Thanks, Charmaine. For now the dog is Reacher. Once I start on revisions I will revisit;).
Ooh, I can really see him striding up the stairs in those old jeans. Fun snippet. And don’t you love this kind of research? I asked my friends last night who their favorite SF hunks are and we ended up spending hours doing “research” instead of writing. They didn’t complain much.
Ohh, I can’t wait to see your post;). Thank you, Alexis.

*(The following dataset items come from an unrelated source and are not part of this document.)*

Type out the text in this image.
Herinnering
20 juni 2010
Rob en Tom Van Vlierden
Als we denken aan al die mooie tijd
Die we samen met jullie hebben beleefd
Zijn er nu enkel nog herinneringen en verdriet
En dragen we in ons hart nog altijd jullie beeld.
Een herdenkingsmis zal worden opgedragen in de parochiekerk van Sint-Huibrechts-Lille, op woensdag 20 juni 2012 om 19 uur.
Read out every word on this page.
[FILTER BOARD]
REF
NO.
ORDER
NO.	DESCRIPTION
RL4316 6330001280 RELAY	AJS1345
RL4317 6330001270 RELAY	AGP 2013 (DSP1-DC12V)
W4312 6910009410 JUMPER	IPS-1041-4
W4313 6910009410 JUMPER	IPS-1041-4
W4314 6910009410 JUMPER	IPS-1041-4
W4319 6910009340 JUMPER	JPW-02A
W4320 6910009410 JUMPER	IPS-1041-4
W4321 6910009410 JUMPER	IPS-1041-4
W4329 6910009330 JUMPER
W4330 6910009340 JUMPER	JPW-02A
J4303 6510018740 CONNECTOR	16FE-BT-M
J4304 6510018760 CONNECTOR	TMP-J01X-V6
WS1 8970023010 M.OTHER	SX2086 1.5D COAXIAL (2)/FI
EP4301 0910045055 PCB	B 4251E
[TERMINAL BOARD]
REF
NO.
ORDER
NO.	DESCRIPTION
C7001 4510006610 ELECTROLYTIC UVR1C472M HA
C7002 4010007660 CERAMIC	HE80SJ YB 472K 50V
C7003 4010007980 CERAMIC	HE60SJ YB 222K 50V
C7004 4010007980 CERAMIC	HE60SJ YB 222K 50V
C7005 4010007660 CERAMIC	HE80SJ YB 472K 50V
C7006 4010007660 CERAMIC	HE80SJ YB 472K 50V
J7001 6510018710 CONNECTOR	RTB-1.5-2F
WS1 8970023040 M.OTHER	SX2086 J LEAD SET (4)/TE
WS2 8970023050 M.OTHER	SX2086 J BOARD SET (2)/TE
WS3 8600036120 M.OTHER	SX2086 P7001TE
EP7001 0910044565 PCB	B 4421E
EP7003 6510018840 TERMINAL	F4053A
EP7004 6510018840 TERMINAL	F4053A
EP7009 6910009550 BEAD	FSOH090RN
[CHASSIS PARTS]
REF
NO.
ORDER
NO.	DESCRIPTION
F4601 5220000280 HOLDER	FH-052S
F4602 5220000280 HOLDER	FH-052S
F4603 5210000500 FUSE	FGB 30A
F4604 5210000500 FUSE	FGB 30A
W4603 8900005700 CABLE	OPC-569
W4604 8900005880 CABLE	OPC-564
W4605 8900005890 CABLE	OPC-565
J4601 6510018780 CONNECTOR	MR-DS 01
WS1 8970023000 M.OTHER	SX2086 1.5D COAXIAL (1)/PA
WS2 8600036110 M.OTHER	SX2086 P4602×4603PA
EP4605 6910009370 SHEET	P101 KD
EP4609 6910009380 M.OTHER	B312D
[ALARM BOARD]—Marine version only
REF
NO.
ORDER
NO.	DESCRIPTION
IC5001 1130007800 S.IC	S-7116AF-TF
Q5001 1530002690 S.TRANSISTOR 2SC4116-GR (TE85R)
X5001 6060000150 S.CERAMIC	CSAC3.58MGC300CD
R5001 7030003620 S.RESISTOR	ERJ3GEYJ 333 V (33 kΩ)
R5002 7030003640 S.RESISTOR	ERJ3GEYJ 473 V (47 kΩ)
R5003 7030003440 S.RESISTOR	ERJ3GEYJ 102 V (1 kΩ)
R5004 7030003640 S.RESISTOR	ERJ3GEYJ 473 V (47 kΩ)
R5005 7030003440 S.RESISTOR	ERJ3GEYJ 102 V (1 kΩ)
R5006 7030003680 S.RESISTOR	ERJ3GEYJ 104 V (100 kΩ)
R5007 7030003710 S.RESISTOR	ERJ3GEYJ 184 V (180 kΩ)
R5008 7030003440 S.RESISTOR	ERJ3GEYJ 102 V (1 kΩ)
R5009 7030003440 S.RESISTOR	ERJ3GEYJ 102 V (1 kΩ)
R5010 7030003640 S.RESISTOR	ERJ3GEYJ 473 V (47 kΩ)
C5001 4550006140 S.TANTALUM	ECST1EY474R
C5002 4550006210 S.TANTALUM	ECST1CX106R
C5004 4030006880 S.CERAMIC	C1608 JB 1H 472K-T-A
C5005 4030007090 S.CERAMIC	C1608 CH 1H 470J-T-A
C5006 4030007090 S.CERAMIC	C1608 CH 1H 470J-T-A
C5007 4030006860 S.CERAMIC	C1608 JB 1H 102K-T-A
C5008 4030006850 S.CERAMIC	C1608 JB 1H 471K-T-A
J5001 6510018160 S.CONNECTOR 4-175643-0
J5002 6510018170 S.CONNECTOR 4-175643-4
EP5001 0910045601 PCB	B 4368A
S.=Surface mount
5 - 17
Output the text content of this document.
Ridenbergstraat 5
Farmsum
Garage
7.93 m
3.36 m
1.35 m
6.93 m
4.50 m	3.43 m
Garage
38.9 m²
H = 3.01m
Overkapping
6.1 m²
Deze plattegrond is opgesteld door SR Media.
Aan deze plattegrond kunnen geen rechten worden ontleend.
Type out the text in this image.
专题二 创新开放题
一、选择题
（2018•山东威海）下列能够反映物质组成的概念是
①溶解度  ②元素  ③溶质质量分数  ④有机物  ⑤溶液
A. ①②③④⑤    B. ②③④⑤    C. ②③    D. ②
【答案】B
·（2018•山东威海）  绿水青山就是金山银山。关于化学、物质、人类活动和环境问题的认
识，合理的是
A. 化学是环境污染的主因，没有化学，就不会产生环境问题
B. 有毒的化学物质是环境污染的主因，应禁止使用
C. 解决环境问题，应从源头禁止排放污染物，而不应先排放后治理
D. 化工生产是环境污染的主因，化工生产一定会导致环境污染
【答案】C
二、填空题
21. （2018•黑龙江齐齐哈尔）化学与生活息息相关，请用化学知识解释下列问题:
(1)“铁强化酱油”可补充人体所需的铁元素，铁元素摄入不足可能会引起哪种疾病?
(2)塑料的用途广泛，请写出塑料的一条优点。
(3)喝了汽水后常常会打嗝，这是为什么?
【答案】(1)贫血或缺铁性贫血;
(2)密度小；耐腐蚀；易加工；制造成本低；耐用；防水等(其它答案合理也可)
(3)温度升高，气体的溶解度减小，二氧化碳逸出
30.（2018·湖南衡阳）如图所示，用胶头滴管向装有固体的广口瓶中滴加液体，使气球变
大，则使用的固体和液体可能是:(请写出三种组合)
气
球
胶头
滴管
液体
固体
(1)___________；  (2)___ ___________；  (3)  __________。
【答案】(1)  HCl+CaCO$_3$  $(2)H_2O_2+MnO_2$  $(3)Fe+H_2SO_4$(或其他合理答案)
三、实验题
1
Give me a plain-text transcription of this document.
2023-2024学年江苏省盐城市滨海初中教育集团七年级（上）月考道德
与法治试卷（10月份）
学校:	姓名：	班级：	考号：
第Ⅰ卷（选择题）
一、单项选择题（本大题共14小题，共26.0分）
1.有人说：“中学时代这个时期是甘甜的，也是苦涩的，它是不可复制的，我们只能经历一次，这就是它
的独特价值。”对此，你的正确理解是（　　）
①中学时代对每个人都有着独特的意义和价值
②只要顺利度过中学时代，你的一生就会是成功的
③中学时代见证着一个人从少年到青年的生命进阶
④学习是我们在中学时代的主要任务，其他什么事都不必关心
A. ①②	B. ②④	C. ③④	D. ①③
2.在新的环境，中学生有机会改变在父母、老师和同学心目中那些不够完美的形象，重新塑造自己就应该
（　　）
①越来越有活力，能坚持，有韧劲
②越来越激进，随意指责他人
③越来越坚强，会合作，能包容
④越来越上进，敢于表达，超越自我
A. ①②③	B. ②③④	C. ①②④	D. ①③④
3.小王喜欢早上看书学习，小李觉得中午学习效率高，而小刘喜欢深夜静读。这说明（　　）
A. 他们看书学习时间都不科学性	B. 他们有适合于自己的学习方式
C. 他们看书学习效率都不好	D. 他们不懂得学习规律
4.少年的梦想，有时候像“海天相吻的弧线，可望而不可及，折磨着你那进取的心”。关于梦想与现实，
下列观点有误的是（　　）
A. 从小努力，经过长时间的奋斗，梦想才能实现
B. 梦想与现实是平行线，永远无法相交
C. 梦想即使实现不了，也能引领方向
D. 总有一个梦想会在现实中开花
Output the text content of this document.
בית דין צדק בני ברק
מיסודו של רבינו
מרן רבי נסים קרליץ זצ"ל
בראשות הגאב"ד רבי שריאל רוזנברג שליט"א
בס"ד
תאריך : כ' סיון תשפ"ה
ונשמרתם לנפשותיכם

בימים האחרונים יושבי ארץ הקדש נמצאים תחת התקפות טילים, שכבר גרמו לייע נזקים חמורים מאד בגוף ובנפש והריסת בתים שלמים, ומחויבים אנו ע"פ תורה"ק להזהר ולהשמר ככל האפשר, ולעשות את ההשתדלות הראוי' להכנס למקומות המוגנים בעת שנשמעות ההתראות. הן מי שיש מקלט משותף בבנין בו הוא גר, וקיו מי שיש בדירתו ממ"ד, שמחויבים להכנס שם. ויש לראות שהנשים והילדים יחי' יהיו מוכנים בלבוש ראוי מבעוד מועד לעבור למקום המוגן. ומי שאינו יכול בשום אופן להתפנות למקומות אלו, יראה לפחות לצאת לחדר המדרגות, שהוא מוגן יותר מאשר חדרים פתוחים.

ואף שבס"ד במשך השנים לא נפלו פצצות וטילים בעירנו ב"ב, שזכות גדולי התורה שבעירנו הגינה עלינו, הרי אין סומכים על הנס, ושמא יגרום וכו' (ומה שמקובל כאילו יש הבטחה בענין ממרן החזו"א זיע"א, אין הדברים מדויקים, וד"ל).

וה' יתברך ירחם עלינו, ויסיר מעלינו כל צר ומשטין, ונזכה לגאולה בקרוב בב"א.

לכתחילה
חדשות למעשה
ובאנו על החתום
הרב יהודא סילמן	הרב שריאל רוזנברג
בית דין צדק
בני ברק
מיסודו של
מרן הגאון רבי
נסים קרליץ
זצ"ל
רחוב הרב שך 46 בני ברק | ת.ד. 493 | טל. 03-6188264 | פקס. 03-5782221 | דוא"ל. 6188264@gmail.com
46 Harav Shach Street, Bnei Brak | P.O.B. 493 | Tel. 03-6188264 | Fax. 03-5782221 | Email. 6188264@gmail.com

I liked it. It has the tense face to face moment between the hero and the heroine. In terms of what works, I think it all works 🙂 I would suggest adding more reasons for why she felt like a fool. Is it because she was staring? It didn’t seem like much since they were speaking to one another and I didn’t sense a long pause in their exchange. Cant wait to follow along with this one. Many sales on the new release!!
Thanks for the good wishes, Michelle. Good point on her feeling silly. I’ll make a note and see if it stays or goes during revisions;).
I can see why she’s feeling a bit, er, bothered. But at least she’s keeping her cool outwardly, for now. 😀
She’s trying her best;). Thanks, Christina!
I agree with Char re the dog’s name, it reminds the reader every time of someone else’s book series so why do that to yourself? I’m supposing the hero is a fan of the Reacher series? BUT enjoyed the excerpt and loved the line about first name basis with the dog’s kidnapper!
For right now he’s Reacher. I’m 70k into the story and don’t want to change things until I’m starting revisions. I’m definitely hearing you guys and will try to come up with a solution that works for the story. Thanks, Veronica.
Look at that, er, “research”…drool. Quite a job we have, isn’t it Tina? LOL
Love the snippet. Her reaction to seeing him again was quite satisfying. (And yeah, where IS Reacher? Did she leave him in the car?)
Thanks, J Rose. Reacher’s holding court at her desk;).
““…as your dog’s kidnapper I think we should be on first name basis.” <– Perfect! lol. You're writing great chemistry already. 🙂
I agree with those who loved the ‘kidnapper’ line. Will she follow it up with ransom demands? I kiss, perhaps?
uh, I kind of lost my train of thought with those research pics…
oh yeah, I liked how she referred to herself as his dog’s kidnapper, and her reaction to his physical appearance. Nice.
Well, who wouldn’t stare at that?
I’m not sure if it’s an edit to make the sentence count, but the bit after she says her name, before she finishes the thought, seemed a little long.